Affitti, libri, trasporti La città rischia di perdere 480 milioni all’anno
Un buco da mezzo miliardo di euro. È quanto rischia di perdere, in mancati incassi, la città di Torino se resterà per un anno senza i suoi 40 mila studenti fuori sede. E la stima è calcolata per difetto. In media uno studente proveniente da altre regioni o da altri Paesi spende tra 7 e 10 mila euro l’anno. Tanto costa vivere lontano da casa, per una cifra che comprende l’affitto, i pasti, il divertimento, la formazione, le gite fuori porta, libri, musei, trasporti. Non solo. Chi viene da fuori, spesso, riceve visite da amici e parenti. Che diventano turisti in più per la città. L’eccellenza degli atenei torinesi, il saper attrarre studenti, rischia di rivelarsi un boomerang in questa stagione vissuta nell’incertezza delle semi-aperture e delle diverse fasi del contenimento del virus. Perché se il secondo semestre dell’anno sarà ancora online, e non in aula, in città mancherà all’appello, almeno per un anno, un esercito di 40 mila giovani. Studenti che oggi sono fruitori di formazione degli atenei, e quindi consumatori della città, ma che domani saranno i talenti da trattenere. Insomma, la partita dell’internazionalizzazione universitaria vale molto di più del mezzo miliardo di euro che Torino rischia di perdere nel prossimo anno accademico.
I primi effetti del lockdown dell’industria delle competenze si riscontrano nel sistema delle residenze universitarie, che ora sono abitate al 30-40%, ma che si stanno svuotando ogni giorno di più.

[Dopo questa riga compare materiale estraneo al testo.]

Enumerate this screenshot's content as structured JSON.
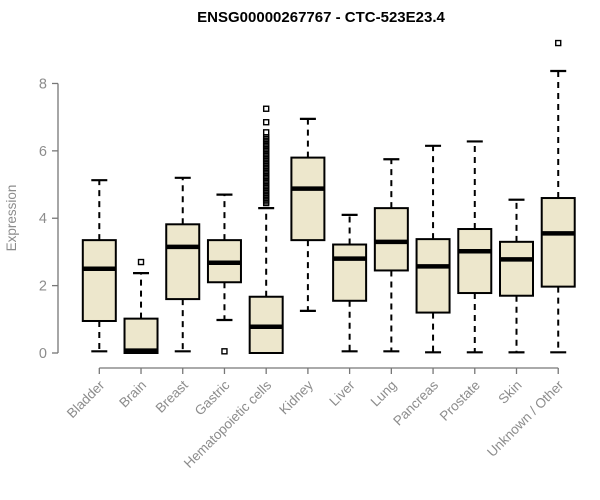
{
  "colors": {
    "background": "#FFFFFF",
    "box_fill": "#EDE7CC",
    "box_stroke": "#000000",
    "median": "#000000",
    "whisker": "#000000",
    "outlier": "#000000",
    "axis_line": "#777777",
    "axis_text": "#8C8C8C",
    "title_text": "#000000"
  },
  "chart_data": {
    "type": "boxplot",
    "title": "ENSG00000267767 - CTC-523E23.4",
    "ylabel": "Expression",
    "xlabel": "",
    "ylim": [
      0,
      8
    ],
    "yticks": [
      0,
      2,
      4,
      6,
      8
    ],
    "grid": false,
    "legend": "none",
    "categories": [
      "Bladder",
      "Brain",
      "Breast",
      "Gastric",
      "Hematopoietic cells",
      "Kidney",
      "Liver",
      "Lung",
      "Pancreas",
      "Prostate",
      "Skin",
      "Unknown / Other"
    ],
    "series": [
      {
        "category": "Bladder",
        "low": 0.05,
        "q1": 0.95,
        "median": 2.5,
        "q3": 3.35,
        "high": 5.13,
        "outliers": []
      },
      {
        "category": "Brain",
        "low": null,
        "q1": 0,
        "median": 0.07,
        "q3": 1.02,
        "high": 2.37,
        "outliers": [
          2.7
        ]
      },
      {
        "category": "Breast",
        "low": 0.05,
        "q1": 1.6,
        "median": 3.15,
        "q3": 3.82,
        "high": 5.2,
        "outliers": []
      },
      {
        "category": "Gastric",
        "low": 0.98,
        "q1": 2.1,
        "median": 2.68,
        "q3": 3.35,
        "high": 4.7,
        "outliers": [
          0.05
        ]
      },
      {
        "category": "Hematopoietic cells",
        "low": null,
        "q1": 0,
        "median": 0.78,
        "q3": 1.67,
        "high": 4.3,
        "outliers": [
          4.45,
          4.5,
          4.55,
          4.6,
          4.65,
          4.7,
          4.75,
          4.8,
          4.85,
          4.9,
          4.95,
          5.0,
          5.05,
          5.1,
          5.15,
          5.2,
          5.25,
          5.3,
          5.35,
          5.4,
          5.45,
          5.5,
          5.55,
          5.6,
          5.65,
          5.7,
          5.75,
          5.8,
          5.85,
          5.9,
          5.95,
          6.0,
          6.05,
          6.1,
          6.15,
          6.2,
          6.25,
          6.3,
          6.35,
          6.4,
          6.55,
          6.85,
          7.25
        ]
      },
      {
        "category": "Kidney",
        "low": 1.25,
        "q1": 3.35,
        "median": 4.88,
        "q3": 5.8,
        "high": 6.95,
        "outliers": []
      },
      {
        "category": "Liver",
        "low": 0.05,
        "q1": 1.55,
        "median": 2.8,
        "q3": 3.22,
        "high": 4.1,
        "outliers": []
      },
      {
        "category": "Lung",
        "low": 0.05,
        "q1": 2.45,
        "median": 3.3,
        "q3": 4.3,
        "high": 5.75,
        "outliers": []
      },
      {
        "category": "Pancreas",
        "low": 0.02,
        "q1": 1.2,
        "median": 2.57,
        "q3": 3.38,
        "high": 6.15,
        "outliers": []
      },
      {
        "category": "Prostate",
        "low": 0.02,
        "q1": 1.78,
        "median": 3.02,
        "q3": 3.68,
        "high": 6.28,
        "outliers": []
      },
      {
        "category": "Skin",
        "low": 0.02,
        "q1": 1.7,
        "median": 2.78,
        "q3": 3.3,
        "high": 4.55,
        "outliers": []
      },
      {
        "category": "Unknown / Other",
        "low": 0.02,
        "q1": 1.97,
        "median": 3.55,
        "q3": 4.6,
        "high": 8.37,
        "outliers": [
          9.2
        ]
      }
    ]
  }
}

I ragazzi, appena possono, tornano a casa. «Siamo molto preoccupati» ammette Walter La Gamma, global business development di Fondazione Camplus, il principale operatore in città con 2.500 posti letto, il 15% occupati da studenti stranieri, per 14 residenze universitarie. «Non ci sono ancora protocolli sulla sicurezza degli hotel e nemmeno per le residenze. Ma verosimilmente ospiteremo pochissimi studenti e solo in stanze singole. Stranieri non ne vedremo, studenti da fuori regione nemmeno. E pochissime saranno le matricole».
Nonostante le previsioni negative per l’anno accademico 2020-2021, Camplus inaugurerà a settembre due nuove residenze: in corso Ferrucci e nel complesso edilizio Aldo Moro. Più avanti sarà il turno del campus di corso Novara e dell’ex clinica San Paolo, in corso Peschiera. Perché nella Torino pre-covid che si candidava a diventare un polo attrattivo per la formazione delle giovani generazioni era tutto un fiorire di investimenti in centri universitari. In città oggi ci sono almeno una dozzina di progetti per quasi 200 milioni di euro di investimenti. Saranno confermati? Alcuni cantieri delle prossime residenze sono congelati. Da quello di The Student Hotel nell’area di Ponte Mosca, a quello di Campus X in via Belfiore. In attesa di maggiore chiarezza sulla ripartenza. Tutti questi progetti, ora in freezer, si portano dietro infrastrutture pensate per i nuovi giovani concittadini, da ristoranti e bar, fino a supermercati e impianti sportivi. «Il governo è intervenuto su più fronti — spiega La Gamma — ma non ha ancora pensato di sostenere la mobilità universitaria. La filiera della formazione merita più attenzione».